故に幻術に男の動き次第ではあるが、冬野にとっては突然虫の息の隼人が遠方から飛んできて、自分の目の前に転がってきたという事しか知らない可能性だって十分にありえる。
狐の面の吸血鬼にやられたなんて知り様がなかったのかもしれない。
知り様がなかった状況だからこそ、こうして隼人は無事生きたまま運び込まれた訳だ。
……正直、あの時の事を思いだそうとすると、あの時の事だけじゃなく色々な事がフラッシュバックしてきて息が苦しくなる。怖くて怖くて仕方がなくなる。
「……大丈夫?」
そして様子がおかしい事を察したのだろう。冬野がそう聞いてくる。
まさかこんな状況に巻き込む様な形になっているのにそれをはぐらかす訳にはいかないだろう。

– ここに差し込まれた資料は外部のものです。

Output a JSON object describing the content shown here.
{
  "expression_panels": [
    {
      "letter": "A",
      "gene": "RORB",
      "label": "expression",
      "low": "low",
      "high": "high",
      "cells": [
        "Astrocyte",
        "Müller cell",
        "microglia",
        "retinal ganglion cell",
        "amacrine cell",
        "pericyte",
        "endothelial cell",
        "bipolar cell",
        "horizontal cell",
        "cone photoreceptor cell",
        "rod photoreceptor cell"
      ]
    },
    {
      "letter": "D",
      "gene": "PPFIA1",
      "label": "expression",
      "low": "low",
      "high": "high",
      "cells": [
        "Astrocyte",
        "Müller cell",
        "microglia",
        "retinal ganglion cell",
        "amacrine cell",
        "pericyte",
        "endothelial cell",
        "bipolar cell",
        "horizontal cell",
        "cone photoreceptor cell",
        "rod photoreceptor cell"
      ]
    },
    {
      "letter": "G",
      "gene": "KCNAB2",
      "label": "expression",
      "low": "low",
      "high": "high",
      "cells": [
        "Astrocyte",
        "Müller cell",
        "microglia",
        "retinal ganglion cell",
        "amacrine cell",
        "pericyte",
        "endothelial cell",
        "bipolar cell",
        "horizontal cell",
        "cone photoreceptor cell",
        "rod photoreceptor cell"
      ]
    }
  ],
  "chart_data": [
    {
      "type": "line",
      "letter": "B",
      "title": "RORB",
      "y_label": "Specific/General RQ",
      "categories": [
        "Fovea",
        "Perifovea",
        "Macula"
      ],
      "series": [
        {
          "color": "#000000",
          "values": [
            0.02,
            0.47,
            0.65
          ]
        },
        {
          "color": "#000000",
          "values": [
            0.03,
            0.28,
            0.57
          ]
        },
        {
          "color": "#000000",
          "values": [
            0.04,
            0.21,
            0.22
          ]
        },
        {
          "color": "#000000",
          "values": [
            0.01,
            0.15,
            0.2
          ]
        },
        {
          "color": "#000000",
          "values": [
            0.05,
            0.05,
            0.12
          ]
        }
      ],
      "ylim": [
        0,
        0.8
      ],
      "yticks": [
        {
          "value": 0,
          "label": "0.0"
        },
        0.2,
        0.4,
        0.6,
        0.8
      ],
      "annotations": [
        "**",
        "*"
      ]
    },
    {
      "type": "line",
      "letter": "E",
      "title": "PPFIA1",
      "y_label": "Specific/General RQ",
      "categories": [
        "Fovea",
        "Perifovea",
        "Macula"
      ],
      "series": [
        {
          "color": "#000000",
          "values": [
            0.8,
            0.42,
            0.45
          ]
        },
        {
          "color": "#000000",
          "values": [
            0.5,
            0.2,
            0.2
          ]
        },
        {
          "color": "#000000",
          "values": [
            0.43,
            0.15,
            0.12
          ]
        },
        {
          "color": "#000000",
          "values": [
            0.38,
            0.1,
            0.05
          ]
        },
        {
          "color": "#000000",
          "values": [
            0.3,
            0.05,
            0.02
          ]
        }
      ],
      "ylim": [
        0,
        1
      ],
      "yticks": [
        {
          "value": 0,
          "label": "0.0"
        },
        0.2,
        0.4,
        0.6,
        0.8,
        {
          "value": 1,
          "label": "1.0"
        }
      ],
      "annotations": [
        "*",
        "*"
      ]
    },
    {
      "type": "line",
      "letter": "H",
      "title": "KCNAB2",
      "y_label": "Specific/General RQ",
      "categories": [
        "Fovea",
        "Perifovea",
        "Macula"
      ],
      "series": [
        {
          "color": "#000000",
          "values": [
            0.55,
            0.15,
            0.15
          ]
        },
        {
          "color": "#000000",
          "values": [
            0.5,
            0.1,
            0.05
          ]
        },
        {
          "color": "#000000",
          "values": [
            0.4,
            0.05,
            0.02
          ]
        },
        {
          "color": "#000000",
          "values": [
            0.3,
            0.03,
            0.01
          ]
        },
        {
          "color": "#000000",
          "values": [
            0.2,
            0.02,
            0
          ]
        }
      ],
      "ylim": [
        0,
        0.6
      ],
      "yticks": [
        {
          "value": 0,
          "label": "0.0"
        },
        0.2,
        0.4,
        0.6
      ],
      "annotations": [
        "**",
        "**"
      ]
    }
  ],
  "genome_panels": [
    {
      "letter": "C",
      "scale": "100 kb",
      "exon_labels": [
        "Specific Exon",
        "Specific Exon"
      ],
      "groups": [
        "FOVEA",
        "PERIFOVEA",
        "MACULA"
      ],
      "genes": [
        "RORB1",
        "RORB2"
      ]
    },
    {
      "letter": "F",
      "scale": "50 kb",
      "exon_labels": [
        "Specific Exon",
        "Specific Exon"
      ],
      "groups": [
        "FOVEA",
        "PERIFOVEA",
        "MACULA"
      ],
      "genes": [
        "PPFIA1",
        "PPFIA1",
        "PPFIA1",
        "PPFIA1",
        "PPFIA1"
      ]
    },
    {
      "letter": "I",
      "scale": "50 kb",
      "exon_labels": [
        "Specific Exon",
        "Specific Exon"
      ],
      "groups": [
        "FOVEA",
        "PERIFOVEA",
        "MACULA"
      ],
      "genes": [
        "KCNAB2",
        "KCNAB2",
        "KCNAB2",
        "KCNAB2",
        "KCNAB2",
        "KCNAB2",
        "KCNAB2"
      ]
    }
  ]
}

言わない理由は当然なくて、トラウマ染みたその記憶を共有してほしくもあった。
「……大丈夫」
だからそう言って息を整えて。あの場であった事を言おうとした……その時だった。
激しい物音と共に玄関のドアが飛んできたのは。
突然現れた狐の面の男がドアを蹴り破り、一瞬で隼人に接近して蹴りを叩き込んだのは。